As shown above, each node hashes a power of two more data as one moves up the tree. The Merkle base refers to the list of internal tree nodes at the level that encompasses sector size bytes of data. DDRP's Merkle tree has blob size/4096=4096 leaves, so nodes at the eigth level of the tree will contain the hashes that hash over sector size bytes of data.

"Ownership" of a blob is determined by a TXT record on the Handshake blockchain. The TXT record is structured as DDRPKEY:<pub>, where <pub> is a compressed secp256k1 encoded as hexadecimal. The individual who possesses the private key is considered the blob's "owner," and is able to authorize changes to the blob by signing over its name, Merkle root, timestamp.

When parsing the TXT record:

  1. Nodes MUST tolerate mal-formed DDRPKEY TXT records by ignoring them.
  2. If multiple DDRPKEY TXT records are present for a given TLD, nodes MUST ignore all other records except the first.

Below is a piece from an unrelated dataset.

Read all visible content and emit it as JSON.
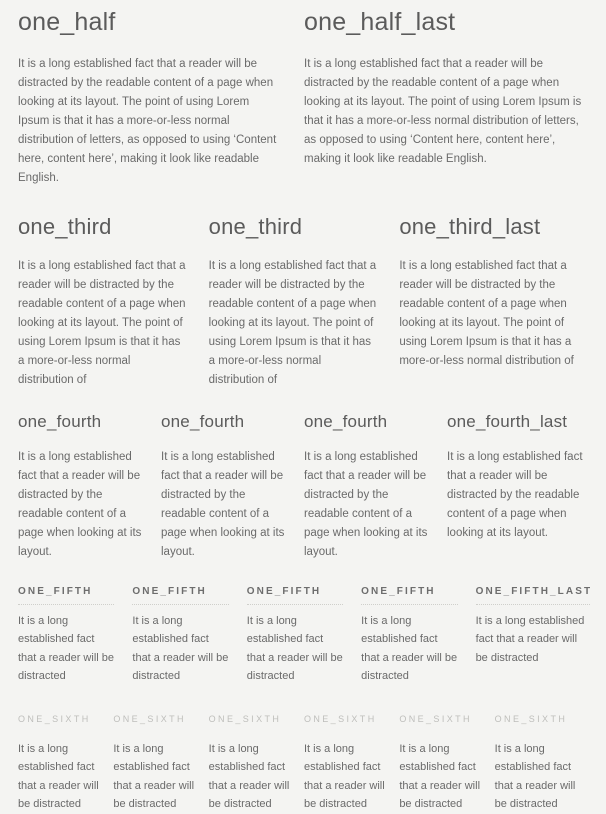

The owner of a blob signs over its contents by generating the secp256k1 signature of the hash BLAKE2B-256("DDRPBLOB", name, update timestamp, merkle root, reserved), encoded as follows:

  1. DDRPBLOB: Encoded as an ASCII [8]byte.
  2. name: A string.
  3. update timestamp: A uint64 of the timestamp, encoded as per PIP-1.
  4. merkle root: A [32]byte, encoded as per PIP-1.
  5. reserved: A [32]byte buffer from the reserved field in PIP-4, encoded as per PIP-1. These bytes may be used as part of future protocol upgrades.